# Best Fishing lines



## fishingdan (Jan 7, 2010)

Hi everybody,

I don't know if this belongs in the equipment section or here, but I recently bought some standard monofilament line for my spinning rigs and the memory in the line is killing me. I was just wondering what you guys have found to be a good all around 6 lb line that will give you strength, little memory, good knots and not scare away fish. Any advice helps.
Thanks.


----------



## DallanC (Jan 13, 2009)

Scare away fish? I use Stren #8 Hi-Vis Gold, never noticed any fish getting scared off. It casts well and holds knots great. For Trolling I use Triline #8 XT Its a stronger yet firmer line that doesnt cast as well, but works fine in other applications (trolling, floating a bobber down a creek etc etc).


-DallanC


----------



## Fiction32 (Feb 21, 2011)

I use P-Line CXX for 8 lb test and under. All my other mono rods have Spider XXX.


----------



## Grandpa D (Sep 7, 2007)

My favorite line is 7# Stren Magna Thin.
It is soft, little memory memory and it's strong.
It has a smaller diameter than standard mono so it is less visible.
Also works great on my ice rods in 4 #.


----------



## orvis1 (Sep 7, 2007)

P line floro ... 4lb test...


----------



## manysteps (Sep 28, 2009)

My favorite for my spinning rig is Spiderwire "Ultra cast". It's a braided line, so there's no memory at all, it's the diameter of 2# test, ultra sensitive (braided lines don't stretch either)... and did I mention it casts like nothing else I've ever used.


----------



## MKP (Mar 7, 2010)

This is supposed to be the latest, greatest stuff.

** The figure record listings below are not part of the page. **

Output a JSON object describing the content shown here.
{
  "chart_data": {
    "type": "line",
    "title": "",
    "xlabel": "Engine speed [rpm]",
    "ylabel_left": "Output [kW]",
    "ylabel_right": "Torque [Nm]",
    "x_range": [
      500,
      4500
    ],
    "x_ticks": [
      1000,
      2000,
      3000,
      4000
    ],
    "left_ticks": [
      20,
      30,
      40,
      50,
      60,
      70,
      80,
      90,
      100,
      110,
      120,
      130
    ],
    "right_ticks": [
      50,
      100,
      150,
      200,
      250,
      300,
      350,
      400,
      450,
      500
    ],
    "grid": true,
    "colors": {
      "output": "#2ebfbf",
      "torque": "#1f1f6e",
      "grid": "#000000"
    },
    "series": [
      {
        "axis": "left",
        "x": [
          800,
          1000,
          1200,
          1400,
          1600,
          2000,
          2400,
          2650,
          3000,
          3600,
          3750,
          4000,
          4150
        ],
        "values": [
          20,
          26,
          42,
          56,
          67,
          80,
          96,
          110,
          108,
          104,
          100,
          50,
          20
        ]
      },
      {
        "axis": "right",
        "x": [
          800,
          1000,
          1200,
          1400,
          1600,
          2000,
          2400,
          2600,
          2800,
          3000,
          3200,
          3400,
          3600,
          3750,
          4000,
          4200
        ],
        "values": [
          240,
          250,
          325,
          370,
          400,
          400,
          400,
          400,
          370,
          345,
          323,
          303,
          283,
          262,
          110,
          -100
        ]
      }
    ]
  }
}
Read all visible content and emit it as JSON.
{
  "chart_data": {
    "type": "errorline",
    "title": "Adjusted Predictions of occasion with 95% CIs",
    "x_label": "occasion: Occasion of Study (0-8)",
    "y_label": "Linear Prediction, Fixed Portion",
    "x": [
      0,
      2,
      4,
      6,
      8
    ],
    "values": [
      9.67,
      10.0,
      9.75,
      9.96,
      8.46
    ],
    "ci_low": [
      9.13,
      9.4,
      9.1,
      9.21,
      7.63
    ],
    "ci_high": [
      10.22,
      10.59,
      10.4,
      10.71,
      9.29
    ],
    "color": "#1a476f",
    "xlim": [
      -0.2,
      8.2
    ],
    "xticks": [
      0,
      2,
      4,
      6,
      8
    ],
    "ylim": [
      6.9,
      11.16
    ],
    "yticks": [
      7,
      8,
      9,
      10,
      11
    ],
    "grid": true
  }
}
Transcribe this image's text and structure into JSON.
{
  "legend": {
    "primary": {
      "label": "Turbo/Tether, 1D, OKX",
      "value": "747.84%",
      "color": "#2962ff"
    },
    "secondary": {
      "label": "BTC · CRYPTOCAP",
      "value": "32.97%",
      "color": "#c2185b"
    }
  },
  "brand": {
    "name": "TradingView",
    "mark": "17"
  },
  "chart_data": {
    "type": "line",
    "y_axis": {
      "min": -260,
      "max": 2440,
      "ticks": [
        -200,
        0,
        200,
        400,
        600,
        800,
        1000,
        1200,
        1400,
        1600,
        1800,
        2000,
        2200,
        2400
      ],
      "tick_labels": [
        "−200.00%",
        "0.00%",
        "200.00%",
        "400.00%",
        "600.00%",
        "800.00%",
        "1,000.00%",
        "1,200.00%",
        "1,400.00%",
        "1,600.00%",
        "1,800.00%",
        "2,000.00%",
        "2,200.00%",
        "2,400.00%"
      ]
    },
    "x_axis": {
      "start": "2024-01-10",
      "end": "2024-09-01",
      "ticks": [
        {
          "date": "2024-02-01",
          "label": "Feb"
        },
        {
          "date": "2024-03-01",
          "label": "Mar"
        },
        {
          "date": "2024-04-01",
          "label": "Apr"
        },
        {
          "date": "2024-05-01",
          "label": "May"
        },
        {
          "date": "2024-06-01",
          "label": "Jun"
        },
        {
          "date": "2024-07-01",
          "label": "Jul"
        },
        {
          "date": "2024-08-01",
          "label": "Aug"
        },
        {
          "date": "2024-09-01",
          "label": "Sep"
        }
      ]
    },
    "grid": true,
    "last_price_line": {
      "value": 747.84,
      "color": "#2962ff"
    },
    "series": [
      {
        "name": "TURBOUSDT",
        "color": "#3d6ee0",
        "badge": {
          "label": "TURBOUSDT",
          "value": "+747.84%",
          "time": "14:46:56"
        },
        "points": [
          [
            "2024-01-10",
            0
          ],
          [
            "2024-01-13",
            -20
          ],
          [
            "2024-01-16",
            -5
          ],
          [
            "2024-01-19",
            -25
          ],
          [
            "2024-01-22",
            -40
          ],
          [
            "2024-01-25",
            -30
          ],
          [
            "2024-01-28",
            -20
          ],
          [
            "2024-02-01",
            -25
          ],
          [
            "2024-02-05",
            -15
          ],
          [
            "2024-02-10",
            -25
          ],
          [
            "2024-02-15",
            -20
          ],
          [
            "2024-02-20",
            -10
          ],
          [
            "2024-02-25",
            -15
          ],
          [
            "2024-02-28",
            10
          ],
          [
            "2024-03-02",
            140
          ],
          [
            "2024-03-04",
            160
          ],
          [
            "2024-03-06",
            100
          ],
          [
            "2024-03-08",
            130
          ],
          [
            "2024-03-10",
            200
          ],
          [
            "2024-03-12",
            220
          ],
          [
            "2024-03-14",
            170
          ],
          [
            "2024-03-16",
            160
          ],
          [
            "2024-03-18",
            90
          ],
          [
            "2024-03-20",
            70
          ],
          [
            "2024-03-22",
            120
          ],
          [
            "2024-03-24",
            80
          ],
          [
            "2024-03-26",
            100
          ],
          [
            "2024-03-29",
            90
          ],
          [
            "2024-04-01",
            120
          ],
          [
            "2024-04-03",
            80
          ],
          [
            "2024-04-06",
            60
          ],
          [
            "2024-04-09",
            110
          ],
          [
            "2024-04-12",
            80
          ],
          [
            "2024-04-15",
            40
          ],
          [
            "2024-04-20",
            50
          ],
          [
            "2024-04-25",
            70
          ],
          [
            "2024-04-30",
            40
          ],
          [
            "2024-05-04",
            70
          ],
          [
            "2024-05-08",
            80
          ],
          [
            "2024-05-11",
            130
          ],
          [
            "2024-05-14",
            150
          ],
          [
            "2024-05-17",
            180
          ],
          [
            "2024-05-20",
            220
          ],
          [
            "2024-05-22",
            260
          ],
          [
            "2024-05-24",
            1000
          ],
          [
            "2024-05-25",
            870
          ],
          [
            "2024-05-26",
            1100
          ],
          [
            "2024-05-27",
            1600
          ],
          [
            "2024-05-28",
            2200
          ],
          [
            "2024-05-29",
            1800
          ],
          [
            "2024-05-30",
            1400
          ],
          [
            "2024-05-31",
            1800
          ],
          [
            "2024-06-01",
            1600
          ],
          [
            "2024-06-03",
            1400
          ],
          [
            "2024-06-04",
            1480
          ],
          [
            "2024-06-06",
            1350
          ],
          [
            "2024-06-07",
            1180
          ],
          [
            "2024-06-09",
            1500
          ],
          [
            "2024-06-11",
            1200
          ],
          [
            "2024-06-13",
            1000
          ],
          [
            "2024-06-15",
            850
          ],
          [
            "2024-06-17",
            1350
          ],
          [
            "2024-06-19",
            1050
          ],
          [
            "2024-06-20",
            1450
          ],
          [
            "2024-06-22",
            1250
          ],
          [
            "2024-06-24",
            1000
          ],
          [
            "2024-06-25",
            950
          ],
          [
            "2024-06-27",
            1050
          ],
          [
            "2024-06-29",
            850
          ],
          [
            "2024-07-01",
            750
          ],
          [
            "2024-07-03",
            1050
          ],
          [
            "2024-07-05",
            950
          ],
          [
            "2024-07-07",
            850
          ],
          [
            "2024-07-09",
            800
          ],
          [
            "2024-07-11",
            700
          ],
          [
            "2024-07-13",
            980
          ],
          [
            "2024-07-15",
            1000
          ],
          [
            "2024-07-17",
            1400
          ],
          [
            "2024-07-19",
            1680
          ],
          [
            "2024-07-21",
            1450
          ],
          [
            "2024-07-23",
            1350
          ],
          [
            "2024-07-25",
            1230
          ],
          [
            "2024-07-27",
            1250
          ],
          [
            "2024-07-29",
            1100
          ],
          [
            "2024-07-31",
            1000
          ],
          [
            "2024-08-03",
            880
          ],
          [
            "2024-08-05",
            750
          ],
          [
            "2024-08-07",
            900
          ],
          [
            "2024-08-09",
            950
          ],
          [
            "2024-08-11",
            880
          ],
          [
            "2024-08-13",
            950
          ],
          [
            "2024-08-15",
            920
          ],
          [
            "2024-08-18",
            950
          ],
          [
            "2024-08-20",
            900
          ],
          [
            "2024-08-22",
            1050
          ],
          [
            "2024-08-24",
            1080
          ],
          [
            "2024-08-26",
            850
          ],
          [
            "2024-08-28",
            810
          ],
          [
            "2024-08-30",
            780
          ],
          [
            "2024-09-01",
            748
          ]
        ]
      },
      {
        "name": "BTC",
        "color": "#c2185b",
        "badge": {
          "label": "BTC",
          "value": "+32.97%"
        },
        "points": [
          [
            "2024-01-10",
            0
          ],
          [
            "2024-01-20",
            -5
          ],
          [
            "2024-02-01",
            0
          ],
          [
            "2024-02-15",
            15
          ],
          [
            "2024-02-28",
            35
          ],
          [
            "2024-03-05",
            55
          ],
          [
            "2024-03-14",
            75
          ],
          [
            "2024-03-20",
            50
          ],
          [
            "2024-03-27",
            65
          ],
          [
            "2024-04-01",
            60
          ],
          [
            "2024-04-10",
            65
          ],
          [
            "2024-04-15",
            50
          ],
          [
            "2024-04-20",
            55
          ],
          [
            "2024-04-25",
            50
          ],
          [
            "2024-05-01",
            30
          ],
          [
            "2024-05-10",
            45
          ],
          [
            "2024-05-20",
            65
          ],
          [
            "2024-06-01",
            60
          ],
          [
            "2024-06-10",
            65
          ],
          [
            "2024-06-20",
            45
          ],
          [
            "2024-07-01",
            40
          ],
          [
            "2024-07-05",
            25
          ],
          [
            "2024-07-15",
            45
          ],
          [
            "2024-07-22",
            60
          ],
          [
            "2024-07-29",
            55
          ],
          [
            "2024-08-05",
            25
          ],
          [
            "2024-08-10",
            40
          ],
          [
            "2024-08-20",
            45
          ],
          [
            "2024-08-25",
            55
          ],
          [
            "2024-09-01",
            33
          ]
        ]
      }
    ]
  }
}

http://tinyurl.com/6dcw6tv

I haven't tried it, but I'd like to. Sure is expensive. Just throwing it out to see anyone's tried it. (or encourage someone to try it before I do. :mrgreen: )


----------



## sawsman (Sep 13, 2007)

orvis1 said:


> P line floro ... 4lb test...


Same for me, only in 6 lb test. Good stuff.


----------



## brookieguy1 (Oct 14, 2008)

Fiction32 said:


> I use P-Line CXX for 8 lb test and under. All my other mono rods have Spider XXX.

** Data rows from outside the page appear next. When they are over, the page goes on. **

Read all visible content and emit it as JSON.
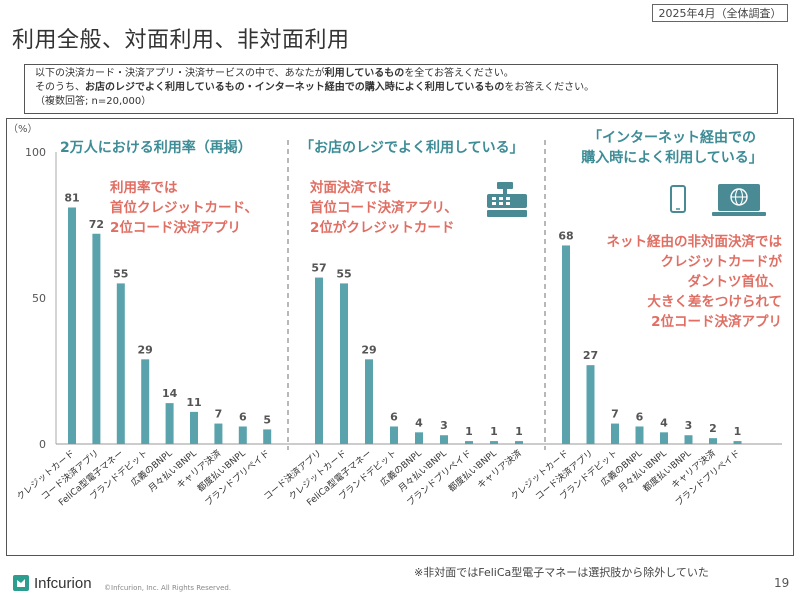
{
  "header": {
    "badge": "2025年4月（全体調査）",
    "title": "利用全般、対面利用、非対面利用"
  },
  "question": {
    "line1_a": "以下の決済カード・決済アプリ・決済サービスの中で、あなたが",
    "line1_b": "利用しているもの",
    "line1_c": "を全てお答えください。",
    "line2_a": "そのうち、",
    "line2_b": "お店のレジでよく利用しているもの・インターネット経由での購入時によく利用しているもの",
    "line2_c": "をお答えください。",
    "line3": "（複数回答; n=20,000）"
  },
  "footnote": "※非対面ではFeliCa型電子マネーは選択肢から除外していた",
  "footer": {
    "brand": "Infcurion",
    "copyright": "©Infcurion, Inc.  All Rights Reserved.",
    "page": "19"
  },
  "colors": {
    "bar": "#5aa3ad",
    "heading": "#3d8c96",
    "annotation": "#e06e63",
    "icon": "#4a8a95"
  },
  "chart_data": {
    "type": "bar",
    "ylabel": "（%）",
    "ylim": [
      0,
      100
    ],
    "yticks": [
      0,
      50,
      100
    ],
    "panels": [
      {
        "title": "2万人における利用率（再掲）",
        "annotation": [
          "利用率では",
          "首位クレジットカード、",
          "2位コード決済アプリ"
        ],
        "categories": [
          "クレジットカード",
          "コード決済アプリ",
          "FeliCa型電子マネー",
          "ブランドデビット",
          "広義のBNPL",
          "月々払いBNPL",
          "キャリア決済",
          "都度払いBNPL",
          "ブランドプリペイド"
        ],
        "values": [
          81,
          72,
          55,
          29,
          14,
          11,
          7,
          6,
          5
        ]
      },
      {
        "title": "「お店のレジでよく利用している」",
        "annotation": [
          "対面決済では",
          "首位コード決済アプリ、",
          "2位がクレジットカード"
        ],
        "categories": [
          "コード決済アプリ",
          "クレジットカード",
          "FeliCa型電子マネー",
          "ブランドデビット",
          "広義のBNPL",
          "月々払いBNPL",
          "ブランドプリペイド",
          "都度払いBNPL",
          "キャリア決済"
        ],
        "values": [
          57,
          55,
          29,
          6,
          4,
          3,
          1,
          1,
          1
        ]
      },
      {
        "title": [
          "「インターネット経由での",
          "購入時によく利用している」"
        ],
        "annotation": [
          "ネット経由の非対面決済では",
          "クレジットカードが",
          "ダントツ首位、",
          "大きく差をつけられて",
          "2位コード決済アプリ"
        ],
        "categories": [
          "クレジットカード",
          "コード決済アプリ",
          "ブランドデビット",
          "広義のBNPL",
          "月々払いBNPL",
          "都度払いBNPL",
          "キャリア決済",
          "ブランドプリペイド"
        ],
        "values": [
          68,
          27,
          7,
          6,
          4,
          3,
          2,
          1
        ]
      }
    ]
  }
}
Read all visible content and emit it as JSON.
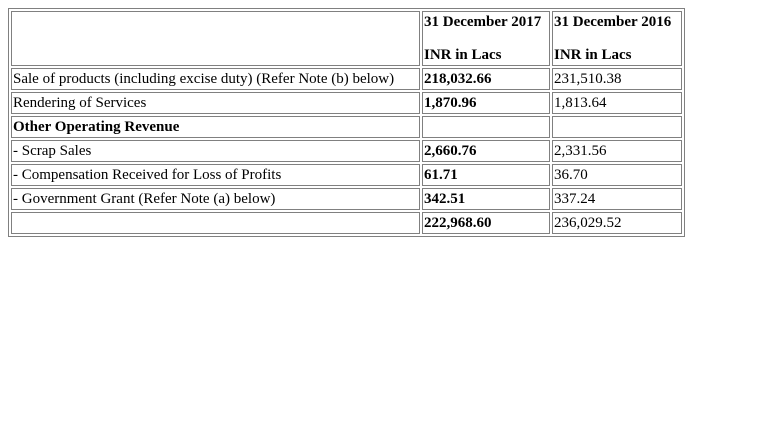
{
  "table": {
    "header": {
      "col1_line1": "31 December 2017",
      "col1_line2": "INR in Lacs",
      "col2_line1": "31 December 2016",
      "col2_line2": "INR in Lacs"
    },
    "rows": [
      {
        "label": "Sale of products (including excise duty) (Refer Note (b) below)",
        "v2017": "218,032.66",
        "v2016": "231,510.38"
      },
      {
        "label": "Rendering of Services",
        "v2017": "1,870.96",
        "v2016": "1,813.64"
      },
      {
        "label": "Other Operating Revenue",
        "v2017": "",
        "v2016": ""
      },
      {
        "label": "- Scrap Sales",
        "v2017": "2,660.76",
        "v2016": "2,331.56"
      },
      {
        "label": "- Compensation Received for Loss of Profits",
        "v2017": "61.71",
        "v2016": "36.70"
      },
      {
        "label": "- Government Grant (Refer Note (a) below)",
        "v2017": "342.51",
        "v2016": "337.24"
      },
      {
        "label": "",
        "v2017": "222,968.60",
        "v2016": "236,029.52"
      }
    ]
  }
}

+1 in 4# test. P-Line rocks. I still need to try the fluoro.


----------



## brookieguy1 (Oct 14, 2008)

MKP said:


> This is supposed to be the latest, greatest stuff.
> 
> http://tinyurl.com/6dcw6tv
> 
> I haven't tried it, but I'd like to. Sure is expensive. Just throwing it out to see anyone's tried it. (or encourage someone to try it before I do. :mrgreen: )


I've been wanting to try it but haven't found it in any stores yet. It better stay in good shape on your reel for a while at that price!


----------



## wyogoob (Sep 7, 2007)

Stren clear


----------



## orvis1 (Sep 7, 2007)

brookieguy1 said:


> MKP said:
> 
> 
> > This is supposed to be the latest, greatest stuff.
> ...


About the same as the P line floro for a spool. Might have to give it a try, but is it invisible like floro is?


----------



## troutwhisperer (Jan 1, 2009)

I have seen lures & bait that are made to catch the fishermen & some are made to catch fish. I cant comment on it, still to new. I like Berkley VANISH #8 .


----------